The following section will discuss the social factors that most influence the
choice of politeness strategies in speech.
As has been discussed earlier, politeness strategies are viewed as ways to
perform FTAs to appropriately attend to H’s face through the assessment of these
factors. The choice of appropriate polite expressions in a given context depends on
a number of factors, which Brown & Levinson (1987) have subsumed into a simple
formula. They postulate three independent variables that have a systematic effect on
the choice of polite strategies: the relative power (P) between the Speaker and the
Hearer, the social distance (D) between them and the absolute ranking (R) of the
imposition in the particular culture. Each of these has an independent effect on the
strategic choice of polite expressions. The weightiness of an FTA is related to these
9
variables. While they are not the only factors affecting speech act formulation,
Brown & Levinson claim that they subsume all others (egg. status, authority,
occupation, ethnic identity, friendship, situational factors, etc.)
The power (P) variable in Brown & Levinson’s (1987, p.77) terms is an
asymmetrical social dimension of relative power. The relative power (P) that the
speaker has over the hearer is defined as the degree to which the speaker can
impose his or her own plans and his self-evaluation (face) at the expense of the
hearer’s plans and self-evaluation. These are two sources of P, either of which may
be authorized or unauthorized: material control (over economic distribution and
physical force) and metaphysical control (over the actions of others, by virtue of
metaphysical forces subscribed to by those others).

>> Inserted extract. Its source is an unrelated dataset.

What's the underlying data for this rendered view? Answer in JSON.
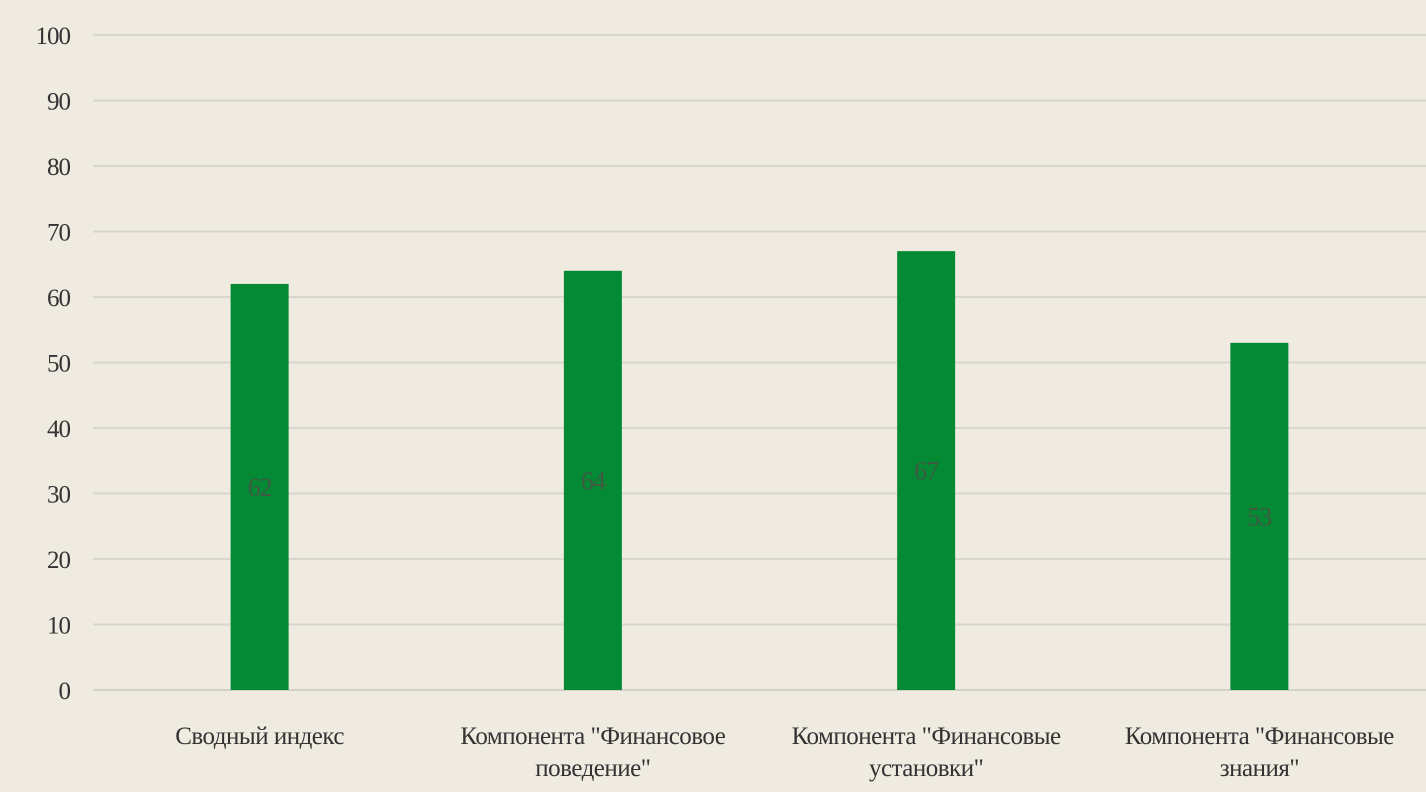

Searle (1990a, p. 354) argues
that “some acts require extra-linguistic institutions for their performance and some
do not”. For instance, an employee may request the manager to allow some money
for buying some equipment for the office, but the manager may not request this of
the employee, because the manager is in authorized control of material, in this case,
money. Or an armed robber in his possession of a gun may order, as opposed to
request, a victim to raise their hands. The robber’s power in this case is not an
unauthorized one because it derives from his possession of a weapon (Searle,
1990a, p.355). In England, for instance, the naming of a new ship is only performed
by the Queen of England. Obviously, in most cases an individual power is drawn
from either of these sources, which may overlap.
Unfortunately, in cross-linguistic and interlanguage research in speech act
behavior the notion of P has not always been defined precisely enough (Spencer-
Oatey, 1996). While Brown & Levinson (1987) and Brown & Gilman (1972) view
power as control of another person’s behavior, Cansler and Stiles (1981, pp. 459-
460) focus on social rank. Leichty and Applegate (1991) interpret power in yet
another way: the legitimate right to exert influence. Along with ‘power’, the most
popular name used for this dimension, the terms ‘social power’, ‘status’,
‘dominance’ and ‘authority’ are also used, although ‘dominance’ and ‘authority’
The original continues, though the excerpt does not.